Poi lo riportano rapidamente nella sua stanza. Al suo risveglio il giovane è frastornato, sa di aver visto qualcosa di molto luminoso ma è così confuso…  un poco alla volta però gli torna la memoria e la voglia di vivere.

I fratelli la prendono male. Credono che i genitori abbiano fatto delle preferenze. Loro si stanno spaccando la schiena per mettere da parte i soldi mentre lui si fa venire gli svenimenti e non fa niente. Loro pure soffrono però vanno avanti.

 

Alla fine questo raccontino è un po’ come la parabola del figliol prodigo (Lc 15:11-32). Il figlio che protesta agisce come un servitore stipendiato “mi spetta questo mi spetta quello”, non ha afferrato il concetto di appartenenza, di salvezza, di unità con padre che lui ha, ed aveva già. Non è arrivato a capire che il figlio ribelle ha riacquistato quella vita perduta che lui non ha mai perso.

 

Poi devo dire, accanto a questo difficile concetto di salvezza, c’è anche un altro motivo che si può allargare di più: hai presente la parabola dei lavoratori pagati allo stesso modo pure se qualcuno ha lavorato un giorno o un’ora? (Mat. 20:1-16) Anche qui la nostra logica si inceppa. Il fratello Angelo Galliani una volta diede una interpretazione molto acuta (vedi LOGICA UMANA E AMORE DI DIO): ci sono dei figli più sfortunati di altri, persone con handicap più o meno visibili. Non è giusto forse aiutare di più quelli più deboli? Tu come misuri le prove nella vita? Prendiamone una piccola piccola: un poliziotto per strada ti fa una multa per eccesso di velocità. C’è chi reagisce in un modo e chi un altro. Ci sono persone talmente fragili e senza difese, che dopo aver pagato quella multa crollano e vorrebbero buttarsi sotto un ponte, perché per motivi complicati da spiegare quella multa per loro si va a sommare ad una serie di ingiustizie e fallimenti nella loro vita il cui peso li schiaccia completamente. Ebbene tu vedendo nel cuore di una persona così, non lo aiuteresti più di un’altra che magari soffre lo stesso per la multa, ma che poi per rabbia o per fede riesce a reagire?

 

C’è anche un altro motivo di riflessione: prendi Gesù nel Getsemani. E’ stato il momento più terribile della sua vita. Egli presentiva quanto stava per soffrire. Un angelo scese per confortarlo (Lc 22:43). La presenza angelica dunque non va vista fine a se stessa, ma in funzione di quanto avrebbe dovuto passare. La stessa cosa per certi doni e visioni dello Spirito. Stefano vide gli angeli salire e scendere dal paradiso, ma Stefano poco dopo veniva ucciso barbaramente. La visione dunque può anche essere un aiuto di fronte a prove tremende che si stanno per verificare. Non credo che in questa prospettiva sia tanto invidiabile, credimi.

 

Noi vediamo le nostre croci e pensiamo di rapportarle con lo stesso metro anche agli altri, ma non è così semplice. Probabilmente se ci rendessimo conto di come diversamente reagiscono e soffrono i cuori delle persone, capiremmo che a ciascuno è dato con giustizia quanto gli necessita, in base alle prove che ha o che deve avere.

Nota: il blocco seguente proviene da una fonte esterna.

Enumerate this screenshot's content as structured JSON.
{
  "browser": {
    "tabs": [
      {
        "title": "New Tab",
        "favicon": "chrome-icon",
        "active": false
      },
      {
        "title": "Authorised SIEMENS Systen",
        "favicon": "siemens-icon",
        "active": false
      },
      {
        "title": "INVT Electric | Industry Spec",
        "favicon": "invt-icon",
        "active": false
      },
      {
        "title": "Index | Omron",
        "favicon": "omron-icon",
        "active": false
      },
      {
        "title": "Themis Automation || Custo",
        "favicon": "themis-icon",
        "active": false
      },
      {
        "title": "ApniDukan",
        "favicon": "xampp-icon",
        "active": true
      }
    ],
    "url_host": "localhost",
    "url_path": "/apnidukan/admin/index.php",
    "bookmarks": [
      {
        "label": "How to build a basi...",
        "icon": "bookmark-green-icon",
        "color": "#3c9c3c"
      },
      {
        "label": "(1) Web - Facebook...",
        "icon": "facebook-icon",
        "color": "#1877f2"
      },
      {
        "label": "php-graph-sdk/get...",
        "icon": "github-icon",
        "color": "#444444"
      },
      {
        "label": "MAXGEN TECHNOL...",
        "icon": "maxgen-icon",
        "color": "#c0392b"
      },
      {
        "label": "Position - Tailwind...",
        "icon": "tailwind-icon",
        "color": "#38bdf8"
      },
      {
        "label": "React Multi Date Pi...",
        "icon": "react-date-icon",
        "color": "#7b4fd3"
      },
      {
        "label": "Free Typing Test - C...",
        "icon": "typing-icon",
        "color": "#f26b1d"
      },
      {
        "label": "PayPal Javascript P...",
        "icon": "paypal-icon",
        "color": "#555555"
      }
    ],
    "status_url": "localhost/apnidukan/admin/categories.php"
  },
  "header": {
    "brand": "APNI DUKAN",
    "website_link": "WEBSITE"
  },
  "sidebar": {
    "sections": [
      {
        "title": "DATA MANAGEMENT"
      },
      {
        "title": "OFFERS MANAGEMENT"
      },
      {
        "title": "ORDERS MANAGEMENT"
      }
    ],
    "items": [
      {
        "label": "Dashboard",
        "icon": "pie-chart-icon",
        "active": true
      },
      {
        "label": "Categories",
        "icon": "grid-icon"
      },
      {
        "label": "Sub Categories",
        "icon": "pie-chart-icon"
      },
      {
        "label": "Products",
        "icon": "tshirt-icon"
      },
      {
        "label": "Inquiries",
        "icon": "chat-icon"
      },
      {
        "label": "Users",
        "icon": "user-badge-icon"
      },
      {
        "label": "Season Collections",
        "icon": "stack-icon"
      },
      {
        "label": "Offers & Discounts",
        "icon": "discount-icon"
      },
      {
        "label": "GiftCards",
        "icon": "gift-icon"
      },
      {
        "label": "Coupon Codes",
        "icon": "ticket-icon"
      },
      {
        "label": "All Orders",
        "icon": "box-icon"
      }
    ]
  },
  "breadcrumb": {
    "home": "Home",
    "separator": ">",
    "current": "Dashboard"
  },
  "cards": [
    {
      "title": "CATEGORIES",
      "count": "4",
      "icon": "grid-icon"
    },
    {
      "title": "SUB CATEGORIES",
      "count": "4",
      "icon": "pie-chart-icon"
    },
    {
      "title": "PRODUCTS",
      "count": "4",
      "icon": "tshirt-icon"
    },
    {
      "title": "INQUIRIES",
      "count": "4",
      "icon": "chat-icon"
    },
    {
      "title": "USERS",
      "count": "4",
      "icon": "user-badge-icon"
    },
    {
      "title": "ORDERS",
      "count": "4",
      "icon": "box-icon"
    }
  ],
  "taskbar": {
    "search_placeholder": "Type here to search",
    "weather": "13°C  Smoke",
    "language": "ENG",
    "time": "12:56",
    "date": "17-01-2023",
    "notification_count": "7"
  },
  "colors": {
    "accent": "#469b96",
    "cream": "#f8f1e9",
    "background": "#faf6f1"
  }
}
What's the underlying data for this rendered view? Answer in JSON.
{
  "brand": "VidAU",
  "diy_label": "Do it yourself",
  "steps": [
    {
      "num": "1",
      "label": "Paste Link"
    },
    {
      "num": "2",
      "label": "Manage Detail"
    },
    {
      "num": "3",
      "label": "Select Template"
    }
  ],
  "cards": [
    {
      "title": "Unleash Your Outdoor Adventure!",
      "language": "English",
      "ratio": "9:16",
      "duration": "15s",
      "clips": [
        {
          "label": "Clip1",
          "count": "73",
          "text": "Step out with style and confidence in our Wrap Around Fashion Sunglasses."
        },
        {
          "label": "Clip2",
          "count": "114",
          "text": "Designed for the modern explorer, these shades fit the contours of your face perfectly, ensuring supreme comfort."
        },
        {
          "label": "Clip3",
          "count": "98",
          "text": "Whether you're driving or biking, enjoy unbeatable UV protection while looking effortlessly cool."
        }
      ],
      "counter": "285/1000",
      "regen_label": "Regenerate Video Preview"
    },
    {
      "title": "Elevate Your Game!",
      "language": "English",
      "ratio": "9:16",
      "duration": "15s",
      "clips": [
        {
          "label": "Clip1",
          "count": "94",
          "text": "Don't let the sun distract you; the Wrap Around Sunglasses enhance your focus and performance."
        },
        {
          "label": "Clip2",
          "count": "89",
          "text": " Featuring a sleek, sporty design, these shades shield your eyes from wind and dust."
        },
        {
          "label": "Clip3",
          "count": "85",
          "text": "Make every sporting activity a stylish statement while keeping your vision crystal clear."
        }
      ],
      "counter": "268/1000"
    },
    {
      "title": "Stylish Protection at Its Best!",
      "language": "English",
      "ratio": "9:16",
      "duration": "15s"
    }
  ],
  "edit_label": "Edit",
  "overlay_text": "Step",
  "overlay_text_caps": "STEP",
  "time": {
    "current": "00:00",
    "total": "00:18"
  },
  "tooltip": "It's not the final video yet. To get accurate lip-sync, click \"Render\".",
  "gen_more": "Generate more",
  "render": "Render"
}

Tu mi invidi? Che ne sai tu di me? Di quanto io non sappia difendermi nel vivere? A te potrà sembrare che io dovrei essere in grado di spostare le montagne con quello che ho ricevuto, ed invece la verità è che mi basta una piccola nuova ferita e subito la tentazione di mollare di nuovo mi assale. E’ vero il Signore mi è venuto molto vicino e sarò di questo eternamente grato, ma questo avvenimento non è una cosa magica che mi ha fatto diventare come superman. Io ho sempre le mie fragilità, come fossero degli handicap, con cui devo fare i conti tutti i giorni. Non è così automatica la vittoria. Il Signore mi ha preso per i capelli, diciamo così (quando li avevo i capelli), e mi ha rafforzato per superare il momento più drammatico della mia vita, per quella volta non sono morto, poi è come aver rimesso la palla al centro del campo: zero a zero, si ricomincia.

 

Finora ho parlato con riferimento al mio caso, ma non so gli altri casi in cui il si è rivelato (ce ne sono più di quanto si immagini). Ritengo si debba sempre lasciare una parte in ombra nell'agire di Dio perché la Sua logica non risponde alla nostra logica. Ci sono interrogativi che in parte possiamo intuire ma in parte non ci vengono rivelati.

Credo in ultima analisi che la fede sia un grande rapporto d'amore che va vissuto singolarmente, senza confrontarla con quella degli altri, altrimenti sarebbe come controllare e rimproverare Dio stesso.

Se Lui è Amore saprà bene come amare al meglio ciascuno di noi singolarmente, non credi?